Dark Entries that weren't


© Jason C. Reeher

Everyone knows that gothic rock was invented by Bauhaus, if inadvertently, with their 1979 single “Bela Lugosi’s Dead.” Although Peter Murphy and company were quick to dismiss the title, Bauhaus had become kings of goth with their first album, “In the Flat Field,” in 1980. The band yielded a growing cult of eager young rock fans, who were drawn to the dark power of the imagery. Although Bauhaus sometimes tongue-in-cheek humor was often overlooked, the band had certainly started something.

The “Bat Cave” following wasn’t limited to mere fans, however; some of the goth kids started bands. In most cases, Bauhaus’ lyrical depth and experimentation with form was discarded, leaving the fledgling followers foundering in corny vampire garb and bad poetry. Many of these groups never got over the initial images, and so they painted themselves into a corner – albeit a black one.

By the late 1980’s and early 1990’s, the gothic scene was alive and well, if at times unimaginative. A great document of this “hit or miss” period is the hard-to-find three disc box set compilation, “Monsters of Goth.” Its very title belies the gothic dilemma: it’s a thin line between scary and stupid. Released on the enigmatic Dressed to Kill label in the U.K. in 1997, “Monsters of Goth” is an important document of some forgotten bands.

Disc One starts off righteously enough, with The Mission’s rousing “Stars Don’t Shine,” Lydia Lunch’s noisy, impending-doom mantra on “Stink Fist,” and Alien Sex Fiend’s (goth’s answer to the Cramps) unhinged reminiscence “Class of ’69.” That track sounds like what the Sex Pistols might have been if they had stayed together and hung around the Bat Cave, while Specimen’s “Hex,” also on Disc One, would provide a blueprint for Prodigy’s later success.

No exception to the rule, however, the first disc also shows the silly side of goth as well. Gene Loves Jezebel makes a dubious appearance, and Joy Division wannabes Red Lorry Yellow Lorry are on about something. Either of them are magnificent, however, compared to the cringe-worthy Ghost Dance, a Sisters Of Mercy side project which never lived up to the original band’s magnificence.
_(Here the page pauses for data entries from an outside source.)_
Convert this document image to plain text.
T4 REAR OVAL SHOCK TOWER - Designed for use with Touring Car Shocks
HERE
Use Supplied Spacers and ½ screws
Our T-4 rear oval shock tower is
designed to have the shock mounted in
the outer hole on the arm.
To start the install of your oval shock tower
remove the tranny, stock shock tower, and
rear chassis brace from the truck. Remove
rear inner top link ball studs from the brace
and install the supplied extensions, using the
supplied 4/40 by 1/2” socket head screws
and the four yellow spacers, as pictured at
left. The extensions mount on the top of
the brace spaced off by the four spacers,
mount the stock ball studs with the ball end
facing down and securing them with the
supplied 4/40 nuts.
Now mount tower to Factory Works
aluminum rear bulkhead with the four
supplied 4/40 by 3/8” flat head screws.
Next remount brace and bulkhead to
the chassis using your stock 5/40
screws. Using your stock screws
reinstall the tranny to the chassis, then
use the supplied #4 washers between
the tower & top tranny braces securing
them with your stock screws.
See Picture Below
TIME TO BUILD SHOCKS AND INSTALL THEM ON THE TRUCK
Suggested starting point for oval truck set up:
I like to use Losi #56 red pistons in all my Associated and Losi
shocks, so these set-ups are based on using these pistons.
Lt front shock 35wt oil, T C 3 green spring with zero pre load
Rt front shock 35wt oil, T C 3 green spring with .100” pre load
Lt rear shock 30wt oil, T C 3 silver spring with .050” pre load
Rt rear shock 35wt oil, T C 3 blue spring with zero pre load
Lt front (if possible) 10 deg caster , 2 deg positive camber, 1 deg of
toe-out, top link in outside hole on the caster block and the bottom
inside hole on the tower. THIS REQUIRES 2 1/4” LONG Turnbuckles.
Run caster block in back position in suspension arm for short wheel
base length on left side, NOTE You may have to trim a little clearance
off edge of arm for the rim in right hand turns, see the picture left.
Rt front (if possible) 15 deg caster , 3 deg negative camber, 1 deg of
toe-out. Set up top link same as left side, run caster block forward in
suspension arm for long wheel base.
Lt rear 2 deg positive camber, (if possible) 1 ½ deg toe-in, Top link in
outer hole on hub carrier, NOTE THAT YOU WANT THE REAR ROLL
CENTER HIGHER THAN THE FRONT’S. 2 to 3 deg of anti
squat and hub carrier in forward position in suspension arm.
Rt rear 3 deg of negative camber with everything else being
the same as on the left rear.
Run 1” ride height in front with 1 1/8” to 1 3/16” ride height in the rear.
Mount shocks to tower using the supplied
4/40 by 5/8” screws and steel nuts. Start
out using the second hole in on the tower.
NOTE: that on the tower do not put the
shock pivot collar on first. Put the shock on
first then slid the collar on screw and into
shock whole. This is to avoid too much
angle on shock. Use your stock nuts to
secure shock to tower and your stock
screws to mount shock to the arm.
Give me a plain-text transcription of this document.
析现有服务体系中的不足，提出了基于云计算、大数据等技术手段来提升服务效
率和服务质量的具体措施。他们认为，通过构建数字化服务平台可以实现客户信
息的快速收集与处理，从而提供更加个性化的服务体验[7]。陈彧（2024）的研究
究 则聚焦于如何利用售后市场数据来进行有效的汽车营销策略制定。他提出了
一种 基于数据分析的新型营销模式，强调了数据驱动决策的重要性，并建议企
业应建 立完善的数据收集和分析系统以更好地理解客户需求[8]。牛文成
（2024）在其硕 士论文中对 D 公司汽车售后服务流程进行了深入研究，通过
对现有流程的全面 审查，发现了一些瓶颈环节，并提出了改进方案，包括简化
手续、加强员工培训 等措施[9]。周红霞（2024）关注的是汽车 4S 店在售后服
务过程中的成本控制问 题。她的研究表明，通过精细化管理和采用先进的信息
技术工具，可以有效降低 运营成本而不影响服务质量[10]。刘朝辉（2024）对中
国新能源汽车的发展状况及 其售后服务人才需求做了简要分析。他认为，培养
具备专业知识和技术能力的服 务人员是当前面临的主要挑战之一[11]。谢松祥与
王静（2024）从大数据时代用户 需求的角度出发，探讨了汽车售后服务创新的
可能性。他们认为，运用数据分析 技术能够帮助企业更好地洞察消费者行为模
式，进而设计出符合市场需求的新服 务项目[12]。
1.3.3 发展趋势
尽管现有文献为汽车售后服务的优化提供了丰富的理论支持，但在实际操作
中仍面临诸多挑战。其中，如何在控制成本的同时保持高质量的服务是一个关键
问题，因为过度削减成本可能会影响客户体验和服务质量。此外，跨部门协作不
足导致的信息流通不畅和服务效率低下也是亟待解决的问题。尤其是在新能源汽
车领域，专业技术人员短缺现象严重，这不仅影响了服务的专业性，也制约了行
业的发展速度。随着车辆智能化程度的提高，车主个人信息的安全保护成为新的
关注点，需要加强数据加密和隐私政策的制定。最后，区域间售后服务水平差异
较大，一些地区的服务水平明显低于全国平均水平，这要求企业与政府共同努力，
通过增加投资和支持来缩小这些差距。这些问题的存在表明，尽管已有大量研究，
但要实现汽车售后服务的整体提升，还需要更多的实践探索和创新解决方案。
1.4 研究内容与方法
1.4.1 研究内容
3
Disc Two is the best of the three. Lords of the New Church start it off with their inimitable dark rockabilly (“New Church”), and New Model Army’s “Sex” is claustrophobic, minimalist brilliance. Yet the lesser known (at least in the U.S.) bands take center stage here. “Decline and Fall” is perhaps the best track ever by goth’s resident minor-leaguers, Flesh for Lulu, while the Marionettes rock with abandon on the anthemic, bitter “Absolution.”